Among other findings, while focusing on microbial aspects, the Venter team found more rat DNA circulating in the air of NY than human DNA.

Journal of Marine Science publishes our latest on eDNA protocols

Current laboratory protocols for detecting fish species with environmental DNA optimize sensitivity and reproducibility, especially for more abundant populations by Mark Y Stoeckle, Jason Adolf, Jesse H Ausubel, Zach Charlop-Powers, Keith J Dunton, Greg Hinks appears in ICES Journal of Marine Science, fsab273, 11 January 2022.

We test modifications to lab components of an eDNA metabarcoding protocol for marine finfish.
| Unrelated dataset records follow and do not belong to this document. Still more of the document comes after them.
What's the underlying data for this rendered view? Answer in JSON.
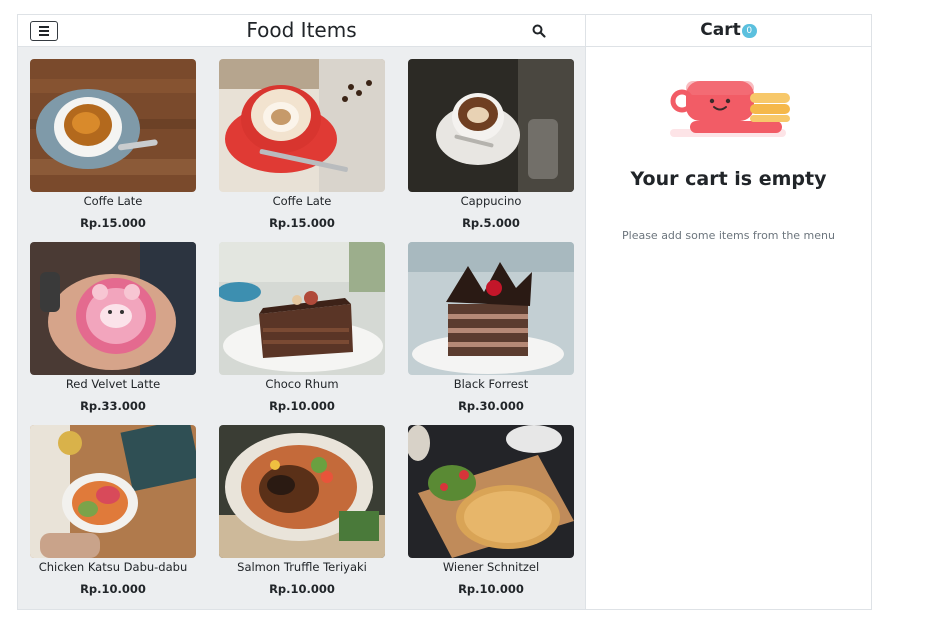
{
  "header": {
    "title": "Food Items"
  },
  "cart": {
    "title": "Cart",
    "count": "0",
    "empty_title": "Your cart is empty",
    "empty_message": "Please add some items from the menu"
  },
  "items": [
    {
      "name": "Coffe Late",
      "price": "Rp.15.000"
    },
    {
      "name": "Coffe Late",
      "price": "Rp.15.000"
    },
    {
      "name": "Cappucino",
      "price": "Rp.5.000"
    },
    {
      "name": "Red Velvet Latte",
      "price": "Rp.33.000"
    },
    {
      "name": "Choco Rhum",
      "price": "Rp.10.000"
    },
    {
      "name": "Black Forrest",
      "price": "Rp.30.000"
    },
    {
      "name": "Chicken Katsu Dabu-dabu",
      "price": "Rp.10.000"
    },
    {
      "name": "Salmon Truffle Teriyaki",
      "price": "Rp.10.000"
    },
    {
      "name": "Wiener Schnitzel",
      "price": "Rp.10.000"
    }
  ],
  "icons": {
    "menu": "hamburger-icon",
    "search": "search-icon",
    "cart_illustration": "empty-cup-illustration"
  },
  "colors": {
    "badge": "#5bc0de",
    "grid_bg": "#eceef0",
    "cup": "#f25c66"
  }
}
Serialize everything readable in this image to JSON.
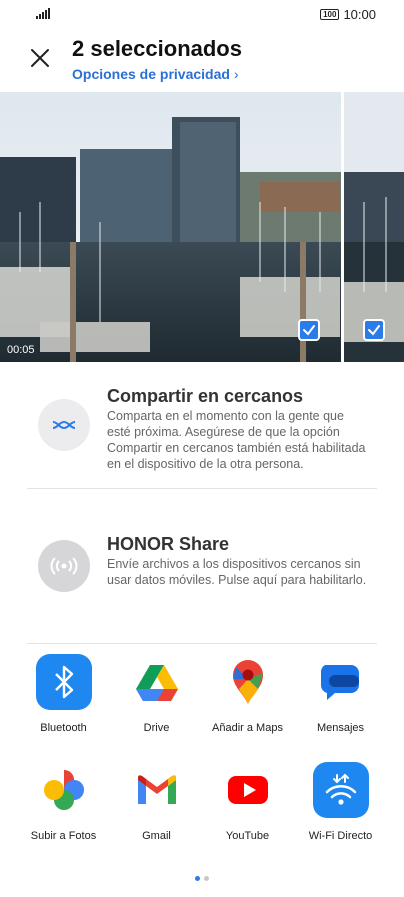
{
  "status_bar": {
    "time": "10:00",
    "battery": "100"
  },
  "header": {
    "title": "2 seleccionados",
    "privacy_link": "Opciones de privacidad"
  },
  "media": {
    "duration": "00:05"
  },
  "nearby": {
    "title": "Compartir en cercanos",
    "description": "Comparta en el momento con la gente que esté próxima. Asegúrese de que la opción Compartir en cercanos también está habilitada en el dispositivo de la otra persona."
  },
  "honor_share": {
    "title": "HONOR Share",
    "description": "Envíe archivos a los dispositivos cercanos sin usar datos móviles. Pulse aquí para habilitarlo."
  },
  "apps": [
    {
      "label": "Bluetooth",
      "icon": "bluetooth-icon"
    },
    {
      "label": "Drive",
      "icon": "google-drive-icon"
    },
    {
      "label": "Añadir a Maps",
      "icon": "google-maps-icon"
    },
    {
      "label": "Mensajes",
      "icon": "messages-icon"
    },
    {
      "label": "Subir a Fotos",
      "icon": "google-photos-icon"
    },
    {
      "label": "Gmail",
      "icon": "gmail-icon"
    },
    {
      "label": "YouTube",
      "icon": "youtube-icon"
    },
    {
      "label": "Wi-Fi Directo",
      "icon": "wifi-direct-icon"
    }
  ],
  "colors": {
    "accent": "#2b7be8",
    "link": "#2a6fd8"
  }
}
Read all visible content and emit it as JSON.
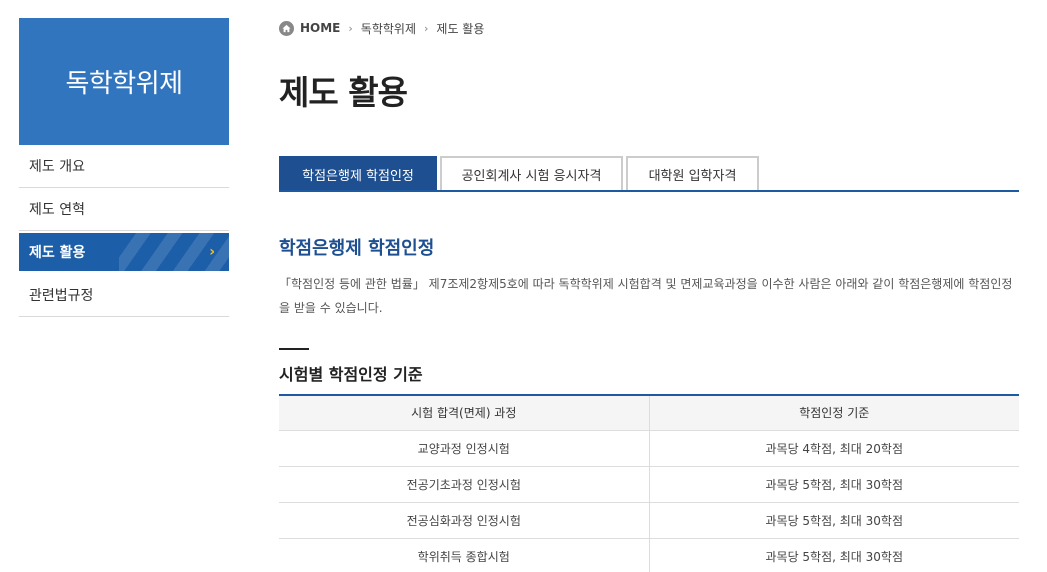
{
  "sidebar": {
    "title": "독학학위제",
    "items": [
      {
        "label": "제도 개요"
      },
      {
        "label": "제도 연혁"
      },
      {
        "label": "제도 활용"
      },
      {
        "label": "관련법규정"
      }
    ],
    "active_index": 2
  },
  "breadcrumb": {
    "home": "HOME",
    "level1": "독학학위제",
    "level2": "제도 활용"
  },
  "page_title": "제도 활용",
  "tabs": [
    {
      "label": "학점은행제 학점인정"
    },
    {
      "label": "공인회계사 시험 응시자격"
    },
    {
      "label": "대학원 입학자격"
    }
  ],
  "section": {
    "title": "학점은행제 학점인정",
    "description": "「학점인정 등에 관한 법률」 제7조제2항제5호에 따라 독학학위제 시험합격 및 면제교육과정을 이수한 사람은 아래와 같이 학점은행제에 학점인정을 받을 수 있습니다."
  },
  "criteria": {
    "title": "시험별 학점인정 기준",
    "headers": [
      "시험 합격(면제) 과정",
      "학점인정 기준"
    ],
    "rows": [
      [
        "교양과정 인정시험",
        "과목당 4학점, 최대 20학점"
      ],
      [
        "전공기초과정 인정시험",
        "과목당 5학점, 최대 30학점"
      ],
      [
        "전공심화과정 인정시험",
        "과목당 5학점, 최대 30학점"
      ],
      [
        "학위취득 종합시험",
        "과목당 5학점, 최대 30학점"
      ]
    ]
  },
  "colors": {
    "sidebar_title_bg": "#3175bf",
    "active_nav_bg": "#1d5ea8",
    "active_tab_bg": "#1d4f91",
    "accent_text": "#1d4f91",
    "chevron": "#f2c12e"
  },
  "icons": {
    "home": "home-icon",
    "breadcrumb_sep": "chevron-right-icon",
    "active_nav": "chevron-right-icon"
  }
}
Higher-read (more abundant) species were amplified more reproducibly and with less variation in read number than were lower-read (less abundant) species. Our results support the unofficial standard collection volume of one liter for eDNA assessment of commonly encountered marine fish species. We conclude that eDNA rarity poses the main challenge to current methods.

The paper is a sequel to our December 2020 entry: Fish abundance survey by eDNA published

Thanks to our partners at Monmouth University, the New Jersey Bureau of Marine Fisheries, and the National Oceanic and Atmospheric Administration.

Mark and Jesse give NOAA ‘Omics seminar on “Fishing for DNA”

Thanks to Tracy Gill and Katharine Egan, Mark Stoeckle and Jesse Ausubel gave a NOAA-wide “Omics” seminar. 29 October 2021. Title and abstract are below.  View the recording of the webinar via Adobe Connect, here: Thanks to the attendees for lotss of great questions and the lively to-and-fro in the Chat Box.

Title: Fishing for DNA: how much water to catch and other questions

Abstract: Measuring quantities of eDNA is fast becoming a preferred method of learning the presence and abundance of fish and other aquatic species. But how much water need one filter and how much DNA need one process to obtain a reasonably complete and reproducible answer? Tests of an eDNA metabarcoding protocol for marine bony fish show more water, more species of fish up to levels tested. Amplifying decreasing amounts of extracted DNA yields progressively fewer species. Species represented by more copies (reads) of their DNA are detected more reproducibly and with less variation than lower-read species. Findings are consistent with Poisson distribution of rarer eDNA. We also vary PCR cycles, sequencing depth, primer concentrations, and primers. Our findings have multiple practical implications, including for survey strategies for both common and rare species, and identify some limits of knowledge and research directions for aquatic eDNA science.